Michael Ọshindọrọ is a first-year Ph.D. student in the African Cultural Studies Department and a Racial Justice Award winner. His work, “Animation Films and Identity in Nigeria,” is situated at the intersection of language and culture and how these discursive fields impact varying forms of identity in popular culture. In line with his overall interest in the workings of cultural and linguistic ideologies, he studies topics of gender relations, accentism, and cross-cultural communication. As part of his Racial Justice Award-winning research, Michael is currently looking at representations of identity in Nigerian animations. He identifies animated films, comics, and VFX as a new frontier in visual cultural representation in the country, seeking to understand how these visual media forms not only reflect but also influence a collective cultural identity.
As identities take form, transform, and often “morph into disdentity,” Michael asks: “In what ways are the thematic landscapes of local legends and folktales shifting to reflect modern sensibilities?” And as cultural and political identities undergo regular change, Michael is interested to know how animation is positioned to reflect this transformation and how it is a tool for imagining the future. He looks to the works of animators and comic artists to observe how characters are created, the visual markers of their identity (facial features, color textures, and linguistic features, and performativity), and how they are relatable to local audiences. Michael’s questions about how identities and subjectivities are formed speak to the shifting planes of Nigeria’s popular culture.
While many used to associate animation with children, Michael explains that it is now a vehicle for social criticism and revolutionary politics. He highlights the illustrative and educative role that animation played during the #EndSARS protests that demanded an end to police brutality and systemic corruption in Fall 2020. For his Racial Justice Award, Michael is working on how animation was adapted and “deployed as a weapon in launching social justice campaigns.” He observes that the visual aesthetics and techniques of animated moving images coming out of Nigeria and how “the political and infrapolitical discourses they construct point to a deprovincialization–an appropriation and particularization of the global flow of postmodern visual culture.”
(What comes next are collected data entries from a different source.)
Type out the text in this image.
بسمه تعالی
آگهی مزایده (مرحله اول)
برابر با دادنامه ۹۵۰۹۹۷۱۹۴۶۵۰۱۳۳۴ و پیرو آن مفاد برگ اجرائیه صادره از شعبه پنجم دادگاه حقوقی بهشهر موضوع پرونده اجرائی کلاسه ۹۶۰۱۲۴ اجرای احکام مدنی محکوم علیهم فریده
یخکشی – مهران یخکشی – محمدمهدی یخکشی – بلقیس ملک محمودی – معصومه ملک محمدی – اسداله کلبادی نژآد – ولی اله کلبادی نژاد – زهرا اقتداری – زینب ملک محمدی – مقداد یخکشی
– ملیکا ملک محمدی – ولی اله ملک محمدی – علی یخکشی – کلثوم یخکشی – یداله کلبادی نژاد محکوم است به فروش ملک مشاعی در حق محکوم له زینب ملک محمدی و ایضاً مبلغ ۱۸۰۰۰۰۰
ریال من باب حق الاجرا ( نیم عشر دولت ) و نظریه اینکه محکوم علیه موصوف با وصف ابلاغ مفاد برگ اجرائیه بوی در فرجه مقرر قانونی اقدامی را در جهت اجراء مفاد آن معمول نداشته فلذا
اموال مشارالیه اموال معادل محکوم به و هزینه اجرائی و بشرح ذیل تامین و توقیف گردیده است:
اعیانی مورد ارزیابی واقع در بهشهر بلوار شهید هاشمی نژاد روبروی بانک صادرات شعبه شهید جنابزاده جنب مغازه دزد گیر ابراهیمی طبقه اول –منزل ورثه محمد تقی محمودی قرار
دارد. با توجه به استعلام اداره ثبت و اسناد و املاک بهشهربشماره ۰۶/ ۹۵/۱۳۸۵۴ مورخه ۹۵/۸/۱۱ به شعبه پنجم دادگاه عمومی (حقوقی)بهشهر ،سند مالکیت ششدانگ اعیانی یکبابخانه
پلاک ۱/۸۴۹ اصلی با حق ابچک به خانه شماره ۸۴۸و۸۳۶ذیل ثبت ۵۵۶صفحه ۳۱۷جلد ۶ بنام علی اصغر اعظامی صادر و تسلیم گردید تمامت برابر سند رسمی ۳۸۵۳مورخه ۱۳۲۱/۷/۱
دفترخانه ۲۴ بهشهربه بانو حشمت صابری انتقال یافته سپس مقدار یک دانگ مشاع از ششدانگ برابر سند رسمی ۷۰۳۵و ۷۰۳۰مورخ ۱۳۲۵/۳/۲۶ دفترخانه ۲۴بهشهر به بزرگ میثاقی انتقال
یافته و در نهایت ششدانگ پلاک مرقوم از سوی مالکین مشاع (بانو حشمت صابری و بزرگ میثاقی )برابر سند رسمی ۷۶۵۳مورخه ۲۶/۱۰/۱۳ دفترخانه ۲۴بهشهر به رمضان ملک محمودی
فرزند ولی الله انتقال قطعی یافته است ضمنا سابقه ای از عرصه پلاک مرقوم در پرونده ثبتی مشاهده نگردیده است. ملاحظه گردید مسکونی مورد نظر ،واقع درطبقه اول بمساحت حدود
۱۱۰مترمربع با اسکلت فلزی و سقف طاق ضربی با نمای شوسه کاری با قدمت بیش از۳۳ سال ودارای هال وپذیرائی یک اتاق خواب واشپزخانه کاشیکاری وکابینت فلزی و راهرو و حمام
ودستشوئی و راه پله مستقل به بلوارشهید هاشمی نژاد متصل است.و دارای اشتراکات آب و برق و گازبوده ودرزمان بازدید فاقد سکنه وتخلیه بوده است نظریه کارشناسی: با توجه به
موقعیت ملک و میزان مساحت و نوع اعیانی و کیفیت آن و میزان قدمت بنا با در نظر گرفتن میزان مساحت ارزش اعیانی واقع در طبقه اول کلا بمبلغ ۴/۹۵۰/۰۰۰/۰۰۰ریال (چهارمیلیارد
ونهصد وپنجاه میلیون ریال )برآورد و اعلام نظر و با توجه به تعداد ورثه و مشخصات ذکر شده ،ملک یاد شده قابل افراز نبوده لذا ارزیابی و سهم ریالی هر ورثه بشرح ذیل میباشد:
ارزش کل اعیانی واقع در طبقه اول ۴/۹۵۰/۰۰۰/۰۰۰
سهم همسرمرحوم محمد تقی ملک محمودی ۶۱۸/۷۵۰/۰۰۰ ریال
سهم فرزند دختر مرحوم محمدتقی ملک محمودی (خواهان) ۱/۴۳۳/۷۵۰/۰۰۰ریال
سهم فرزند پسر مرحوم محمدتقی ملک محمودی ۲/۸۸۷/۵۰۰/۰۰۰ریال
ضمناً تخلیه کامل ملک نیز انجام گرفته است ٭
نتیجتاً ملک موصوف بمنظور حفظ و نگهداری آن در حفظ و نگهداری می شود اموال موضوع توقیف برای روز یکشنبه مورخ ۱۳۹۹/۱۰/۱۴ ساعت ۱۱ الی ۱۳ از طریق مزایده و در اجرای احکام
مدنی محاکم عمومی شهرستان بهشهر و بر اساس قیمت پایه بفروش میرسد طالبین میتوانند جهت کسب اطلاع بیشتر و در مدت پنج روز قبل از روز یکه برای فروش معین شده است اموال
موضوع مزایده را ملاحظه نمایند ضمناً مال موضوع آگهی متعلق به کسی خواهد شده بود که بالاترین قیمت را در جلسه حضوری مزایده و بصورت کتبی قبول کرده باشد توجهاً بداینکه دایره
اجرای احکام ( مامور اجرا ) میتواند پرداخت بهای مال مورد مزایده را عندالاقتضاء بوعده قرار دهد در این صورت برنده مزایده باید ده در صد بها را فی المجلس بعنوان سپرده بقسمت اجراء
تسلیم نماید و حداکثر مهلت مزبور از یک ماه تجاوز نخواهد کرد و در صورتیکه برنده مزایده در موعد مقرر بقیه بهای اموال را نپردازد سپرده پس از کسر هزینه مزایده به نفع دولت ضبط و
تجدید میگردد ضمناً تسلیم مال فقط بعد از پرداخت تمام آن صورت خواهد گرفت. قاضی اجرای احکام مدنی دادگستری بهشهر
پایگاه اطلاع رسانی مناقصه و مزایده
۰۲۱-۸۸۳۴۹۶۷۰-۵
Although animation artists and industries are relatively new, animation studios are booming. In our interview, Michael explained that when we think of animations and visual effects, big production companies such as Marvel come to mind, but there is a rapidly growing animation industry largely concentrated in Lagos, producing globally-recognized entertainment. Animation studios, such as Anthill Productions, Comic Republic, and Spoof! bring design experts, colorists, painters, and other professionals together to collectively build a new public landscape. Michael sees animation as a “treasure trove in [terms of] popular culture in Nigeria.”
A former Fulbright fellow, Michael’s academic training is in English and Linguistics. His first MA is from the University of Ibadan in Nigeria, where he studied Linguistics, and his second in English, with a specialization in Literally and Textual Studies, is from Bowling Green State University. He also holds a BA is in Linguistics from Ekiti State University.